AYR Wellness Inc. (CSE: AYR.A, OTCQX: AYRWF) (“AYR” or the “Company”), a leading vertically integrated U.S. multi-state cannabis operator (“MSO”), today announced that it has closed the acquisition of Tahoe Hydroponics Company, LLC (“Tahoe Hydro”), an award-winning cultivator and one of Nevada’s top producers of high-quality cannabis flower.
On July 19, 2021, Ayr announced a definitive purchase agreement to acquire Tahoe Hydro, and on February 7, 2022, Ayr and Tahoe Hydro entered into an Interim Management Services Agreement (“MSA”). With this closing, Ayr has assumed 100% of the membership interests of Tahoe Hydro. At close the Company paid $1.5 million in cash consideration and issued 232,795 exchangeable shares, each exchangeable for one listed share. The closing of NV Green, Inc., which produces concentrates and is the other part of the acquisition, has not yet closed. Upon the expected closing of NV Green, AYR anticipates issuing an additional 58,196 exchangeable shares and no further cash consideration.
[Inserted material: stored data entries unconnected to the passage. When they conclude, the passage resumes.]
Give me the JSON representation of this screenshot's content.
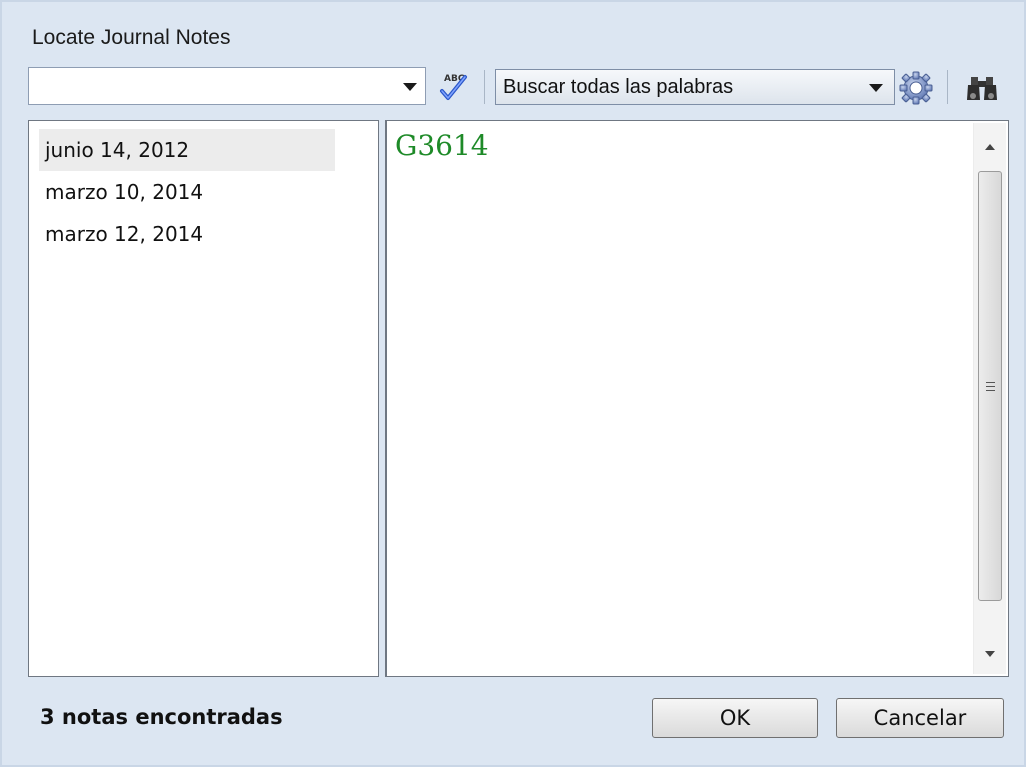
{
  "window": {
    "title": "Locate Journal Notes"
  },
  "toolbar": {
    "search_value": "",
    "spell_icon": "spell-check-icon",
    "search_mode": "Buscar todas las palabras",
    "gear_icon": "gear-icon",
    "find_icon": "binoculars-icon"
  },
  "results": {
    "items": [
      {
        "label": "junio 14, 2012",
        "selected": true
      },
      {
        "label": "marzo 10, 2014",
        "selected": false
      },
      {
        "label": "marzo 12, 2014",
        "selected": false
      }
    ]
  },
  "preview": {
    "text": "G3614",
    "text_color": "#1e8a28"
  },
  "footer": {
    "status": "3 notas encontradas",
    "ok_label": "OK",
    "cancel_label": "Cancelar"
  }
}
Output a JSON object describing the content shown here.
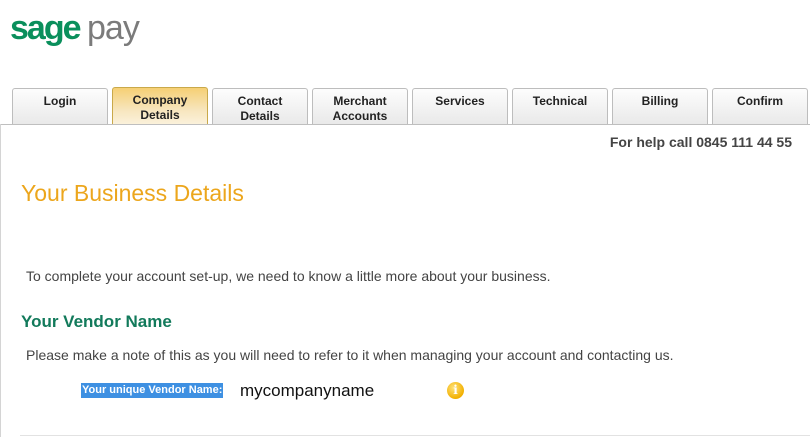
{
  "logo": {
    "part1": "sage",
    "part2": "pay"
  },
  "tabs": [
    {
      "label": "Login",
      "active": false
    },
    {
      "label": "Company\nDetails",
      "active": true
    },
    {
      "label": "Contact\nDetails",
      "active": false
    },
    {
      "label": "Merchant\nAccounts",
      "active": false
    },
    {
      "label": "Services",
      "active": false
    },
    {
      "label": "Technical",
      "active": false
    },
    {
      "label": "Billing",
      "active": false
    },
    {
      "label": "Confirm",
      "active": false
    }
  ],
  "help_text": "For help call 0845 111 44 55",
  "page_title": "Your Business Details",
  "intro_text": "To complete your account set-up, we need to know a little more about your business.",
  "section_title": "Your Vendor Name",
  "note_text": "Please make a note of this as you will need to refer to it when managing your account and contacting us.",
  "vendor": {
    "label": "Your unique Vendor Name:",
    "value": "mycompanyname",
    "info_icon": "info-icon"
  },
  "colors": {
    "brand_green": "#0a8f5c",
    "accent_orange": "#eca61c",
    "section_green": "#127a5b",
    "highlight_blue": "#3e90e2"
  }
}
“I am thrilled that we have finalized our acquisition of Tahoe Hydro,” said David Goubert, President & CEO of Ayr. “Although the teams and operations have been integrated since February 2022, we are pleased to make the combination official. Finalizing this transaction underscores our commitment to building depth in our core markets such as Nevada, where we have leading market share along with a differentiated footprint.”